Version: v2, Published online: 2010
Retrieved July 07, 2020, from https://www.rep.routledge.com/articles/thematic/vision/v-2
4. Computational models of vision: general approach
The predominant theoretical approach in cognitive psychology in recent years has been computationalism, which treats human cognitive processes, including perceptual processes, as a species of information processing (see Mind, computational theories of). Computational theories of vision attempt to specify the aspects of the external world that are represented by the visual system, and to characterize the operations that derive these representations from the information contained in the retinal image.
One of the most prominent early computational vision theorists was David Marr (1945–80), a researcher in the Artificial Intelligence Laboratory at the Massachusetts Institute of Technology. While the details of Marr’s specific computational model have been challenged by later theorists, his work is of continuing interest to philosophers and psychologists concerned with the foundations of the computational approach to vision. Accordingly, I will use Marr’s theory to highlight significant features of the computational approach.
Marr argued in his book Vision (1982) that an information-processing capacity can be analysed at three distinct levels of description. The ‘theory of the computation’ is a precise specification of the function computed by the mechanism, in other words, what the mechanism does. For example, the theory of the computation for a particular device may tell us that it adds numbers, or computes averages when given a list of numbers as input. The algorithm specifies the procedure or rule for computing the function, and the implementation level describes how the computation is carried out in neural or computer hardware. The first two levels in the hierarchy – the abstract characterization of the problem and the rule for its solution – exemplify a fundamental commitment of the computational approach: that cognitive processes can be understood in a way that is independent of the particular mechanisms that implement them in the brain.

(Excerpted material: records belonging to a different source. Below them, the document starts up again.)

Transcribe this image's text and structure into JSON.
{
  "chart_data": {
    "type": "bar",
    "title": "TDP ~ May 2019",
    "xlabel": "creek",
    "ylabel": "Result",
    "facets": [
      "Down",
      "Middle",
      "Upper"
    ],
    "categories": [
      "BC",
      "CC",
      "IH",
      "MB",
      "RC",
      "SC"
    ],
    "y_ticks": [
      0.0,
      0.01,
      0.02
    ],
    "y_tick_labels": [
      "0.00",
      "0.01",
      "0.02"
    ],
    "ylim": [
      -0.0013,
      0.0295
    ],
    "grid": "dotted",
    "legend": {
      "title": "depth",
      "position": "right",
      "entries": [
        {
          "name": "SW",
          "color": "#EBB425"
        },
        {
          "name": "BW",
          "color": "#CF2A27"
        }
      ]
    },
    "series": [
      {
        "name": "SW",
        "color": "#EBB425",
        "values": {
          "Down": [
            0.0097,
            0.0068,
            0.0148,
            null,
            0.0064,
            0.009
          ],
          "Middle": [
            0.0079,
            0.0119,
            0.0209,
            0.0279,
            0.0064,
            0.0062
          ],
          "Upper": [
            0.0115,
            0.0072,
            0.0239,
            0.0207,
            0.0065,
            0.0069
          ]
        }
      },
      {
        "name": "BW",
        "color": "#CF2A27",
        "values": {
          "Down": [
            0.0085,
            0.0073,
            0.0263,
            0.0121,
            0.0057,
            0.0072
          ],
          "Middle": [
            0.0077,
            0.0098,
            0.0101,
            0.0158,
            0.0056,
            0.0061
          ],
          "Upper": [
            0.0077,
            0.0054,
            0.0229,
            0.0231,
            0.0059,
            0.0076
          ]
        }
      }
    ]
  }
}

Computational models treat the visual system as computing from the retinal image a representation of the three-dimensional structure of the distal scene. Marr’s theory divides this process into three distinct stages, positing at each stage the construction of a representation that makes explicit (some of) the information contained in the image and represents it in a way that is efficient for later use. Various computational processes, some running in parallel, are defined over these representations. The algorithmic level of description characterizes the procedures the visual system uses to produce increasingly useful representations of the scene.
Most of the processes that Marr describes are data driven, or ‘bottom up’ – they operate on information contained in the image, without supplementation by information or beliefs about specific objects and features in the scene. These processes use information about intensity changes across the visual field, or the orientation of surfaces, not such facts as that objects of a particular shape typically make good cutting implements. Marr advocated ‘squeezing every ounce of information out of the image’ before positing the influx of supplementary knowledge.
Data-driven models of perception have a number of advantages over hypothesis-driven models which appeal to high-level knowledge very early in visual processing. Data-driven processes are generally faster – the visual system does not have to retrieve the relevant piece of specialized knowledge before processing the information in the image – and tend to be more reliable. In Marr’s model, the point at which high-level information is available to the visual system marks a distinction between early and late vision. Early visual processes are said to be ‘cognitively impenetrable’ by the subject’s beliefs about the world (see Modularity of mind). As a consequence, they cannot be influenced by learning.
Marr emphasized the importance of the ‘topmost’ level of description – the theory of the computation – in developing accounts of human cognitive capacities. He noted that there is no point attempting to describe how a mechanism works before knowing what it does. A crucial first step in constructing a theory of a perceptual capacity is discovering very general constraints on the way the world is structured that enable adapted organisms to solve perceptual problems in their normal environments. An example should make the point clear. Marr’s student and colleague Shimon Ullman (1979) proved that three distinct orthographic views of four noncoplanar points are sufficient to determine the three-dimensional structure of a rigid body (the ‘structure from motion’ theorem). If a body is not rigid, much more information is required to compute its shape. In a world such as ours, where most things are relatively rigid, a visual system built (that is, adapted) to assume that the objects in its environment are rigid would be able to compute the structure of those objects more easily and quickly than a visual system that had to consider the many nonrigid interpretations consistent with the data. Accordingly, Marr posited a mechanism that, given three views of four noncoplanar points as input, computes the unique rigid interpretation consistent with the data.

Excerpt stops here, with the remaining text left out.